HIGH POINT, N.C. — From moving Confederate monuments to changing the name of the Dixie Classic Fair, hardly a day goes by when we don’t have conversations about race.
And that’s exactly what Rev. Timothy Peoples wants us to do.
He’s the senior pastor at the Emerywood Baptist Church in High Point. It’s a place you wouldn’t expect him to be.
“I’m probably one of the only black pastors of a predominantly white church right now,” he told me during a recent interview.
Just in his late 20s, Peoples was ordained in the theologically-moderate Cooperative Baptist Fellowship. It’s a denomination that withdrew from the Southern Baptist Convention in 1991 over theological differences such as women serving as pastors.
Emerywood Baptist is one of 1,800 CBF churches nationwide.

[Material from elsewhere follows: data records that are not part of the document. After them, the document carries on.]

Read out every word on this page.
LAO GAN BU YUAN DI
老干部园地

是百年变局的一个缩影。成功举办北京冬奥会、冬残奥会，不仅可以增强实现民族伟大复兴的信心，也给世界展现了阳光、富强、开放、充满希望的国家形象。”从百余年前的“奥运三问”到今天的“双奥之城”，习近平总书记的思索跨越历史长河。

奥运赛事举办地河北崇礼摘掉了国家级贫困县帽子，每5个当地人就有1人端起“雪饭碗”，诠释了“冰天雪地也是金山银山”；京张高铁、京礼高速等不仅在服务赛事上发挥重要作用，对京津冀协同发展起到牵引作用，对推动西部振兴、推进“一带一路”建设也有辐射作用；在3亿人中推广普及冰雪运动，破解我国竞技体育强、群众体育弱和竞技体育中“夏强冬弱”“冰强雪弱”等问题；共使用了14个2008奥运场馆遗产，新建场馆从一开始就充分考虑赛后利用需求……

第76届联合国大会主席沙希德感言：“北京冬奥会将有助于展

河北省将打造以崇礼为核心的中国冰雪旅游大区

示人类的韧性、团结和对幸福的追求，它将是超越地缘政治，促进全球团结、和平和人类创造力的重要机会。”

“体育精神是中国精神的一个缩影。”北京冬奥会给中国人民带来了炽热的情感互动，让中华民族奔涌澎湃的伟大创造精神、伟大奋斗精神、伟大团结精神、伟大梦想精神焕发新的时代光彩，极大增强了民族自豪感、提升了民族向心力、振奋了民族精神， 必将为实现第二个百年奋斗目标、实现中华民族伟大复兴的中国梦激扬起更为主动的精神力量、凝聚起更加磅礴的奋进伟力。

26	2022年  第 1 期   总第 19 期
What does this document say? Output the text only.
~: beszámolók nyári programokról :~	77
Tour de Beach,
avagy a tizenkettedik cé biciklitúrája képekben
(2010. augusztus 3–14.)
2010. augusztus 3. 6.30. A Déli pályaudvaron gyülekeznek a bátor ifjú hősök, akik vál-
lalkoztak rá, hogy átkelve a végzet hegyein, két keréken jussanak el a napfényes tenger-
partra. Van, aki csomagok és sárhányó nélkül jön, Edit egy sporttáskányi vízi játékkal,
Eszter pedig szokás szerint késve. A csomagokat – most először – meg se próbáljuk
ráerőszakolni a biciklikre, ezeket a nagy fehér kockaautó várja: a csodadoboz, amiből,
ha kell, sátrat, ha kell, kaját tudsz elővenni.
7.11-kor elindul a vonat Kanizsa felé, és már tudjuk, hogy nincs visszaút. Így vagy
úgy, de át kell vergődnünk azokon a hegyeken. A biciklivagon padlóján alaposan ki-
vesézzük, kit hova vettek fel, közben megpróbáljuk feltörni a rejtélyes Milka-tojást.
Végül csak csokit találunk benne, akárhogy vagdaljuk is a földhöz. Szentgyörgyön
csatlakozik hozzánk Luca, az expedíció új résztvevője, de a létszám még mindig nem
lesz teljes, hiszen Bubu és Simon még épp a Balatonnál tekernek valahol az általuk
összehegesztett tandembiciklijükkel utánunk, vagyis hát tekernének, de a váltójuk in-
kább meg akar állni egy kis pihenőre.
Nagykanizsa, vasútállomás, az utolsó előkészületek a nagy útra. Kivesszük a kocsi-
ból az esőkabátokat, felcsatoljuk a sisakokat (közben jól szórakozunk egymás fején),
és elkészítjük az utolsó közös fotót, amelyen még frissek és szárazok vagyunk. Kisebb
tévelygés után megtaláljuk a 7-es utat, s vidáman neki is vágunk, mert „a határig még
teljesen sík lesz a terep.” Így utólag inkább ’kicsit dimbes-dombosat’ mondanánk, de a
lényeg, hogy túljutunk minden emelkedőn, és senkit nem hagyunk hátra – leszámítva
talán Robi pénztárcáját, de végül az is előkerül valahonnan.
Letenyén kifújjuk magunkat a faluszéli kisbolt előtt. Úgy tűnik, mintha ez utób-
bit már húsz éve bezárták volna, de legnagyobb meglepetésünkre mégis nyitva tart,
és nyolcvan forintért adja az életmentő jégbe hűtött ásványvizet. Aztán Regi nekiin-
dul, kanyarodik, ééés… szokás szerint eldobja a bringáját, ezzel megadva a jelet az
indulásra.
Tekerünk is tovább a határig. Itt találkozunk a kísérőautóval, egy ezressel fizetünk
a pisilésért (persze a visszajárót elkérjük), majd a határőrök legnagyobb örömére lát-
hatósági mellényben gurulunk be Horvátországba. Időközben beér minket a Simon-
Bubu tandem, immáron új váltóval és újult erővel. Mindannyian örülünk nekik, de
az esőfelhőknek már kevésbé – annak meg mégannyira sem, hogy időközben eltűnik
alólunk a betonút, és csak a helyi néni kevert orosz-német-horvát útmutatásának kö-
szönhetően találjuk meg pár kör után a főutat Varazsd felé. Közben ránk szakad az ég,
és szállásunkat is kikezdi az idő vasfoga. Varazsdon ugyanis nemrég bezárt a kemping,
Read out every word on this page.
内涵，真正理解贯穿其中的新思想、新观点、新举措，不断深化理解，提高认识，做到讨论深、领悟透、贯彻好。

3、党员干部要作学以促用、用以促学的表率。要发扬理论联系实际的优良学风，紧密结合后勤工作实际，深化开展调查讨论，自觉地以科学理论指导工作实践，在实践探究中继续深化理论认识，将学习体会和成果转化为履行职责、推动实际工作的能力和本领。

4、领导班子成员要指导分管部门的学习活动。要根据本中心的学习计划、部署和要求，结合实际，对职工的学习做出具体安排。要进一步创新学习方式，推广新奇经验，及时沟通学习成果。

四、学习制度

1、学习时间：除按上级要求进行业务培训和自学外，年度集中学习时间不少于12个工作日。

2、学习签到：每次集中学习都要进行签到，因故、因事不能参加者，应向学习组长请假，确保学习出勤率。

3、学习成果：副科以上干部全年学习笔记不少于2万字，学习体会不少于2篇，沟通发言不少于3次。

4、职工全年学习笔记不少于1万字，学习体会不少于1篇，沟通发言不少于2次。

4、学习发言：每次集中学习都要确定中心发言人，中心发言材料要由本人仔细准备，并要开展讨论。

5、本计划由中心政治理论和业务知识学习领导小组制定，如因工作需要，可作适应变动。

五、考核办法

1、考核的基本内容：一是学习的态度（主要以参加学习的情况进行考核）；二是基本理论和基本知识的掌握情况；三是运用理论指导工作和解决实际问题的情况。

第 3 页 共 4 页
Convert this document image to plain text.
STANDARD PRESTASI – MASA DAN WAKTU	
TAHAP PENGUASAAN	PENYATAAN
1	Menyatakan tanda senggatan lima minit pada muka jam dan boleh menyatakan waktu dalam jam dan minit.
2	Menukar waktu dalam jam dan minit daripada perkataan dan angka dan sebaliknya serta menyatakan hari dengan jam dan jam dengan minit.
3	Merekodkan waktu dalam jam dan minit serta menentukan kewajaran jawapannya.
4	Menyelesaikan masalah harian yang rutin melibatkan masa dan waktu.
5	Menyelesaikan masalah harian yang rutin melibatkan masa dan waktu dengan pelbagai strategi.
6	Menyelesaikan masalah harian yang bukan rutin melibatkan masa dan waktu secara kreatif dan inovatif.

“I think my theology is one that welcomes everyone and everybody, that we have all been formed and shaped and molded by a God that loves us and has grace for us,” Peoples said.
And while Emerywood welcomes everyone, it’s still not as diverse as many would like. Peoples calls it a sign of the times.
“Whether it’s politics, race, gender, sexuality, we don’t want to be changed or have our eyes open to see something in a different way,” he said.
But that doesn’t mean — Peoples feels — we need to stop communicating with those who are different and/or have differing opinions, especially when it comes to race.
He suggests having small group conversations with those who don’t agree with you — even with close friends and family members. Smaller groups — he says — facilitate trust and trust leads to peaceful co-existence.
“And that’s the thing,” he said. “No one’s asking us to believe the same thing or to be the same in everything. But it’s to be able to have difficult conversations to be able to agree and disagree together because once we are able to learn from each other, we can actually be the country that we’re meant to be.”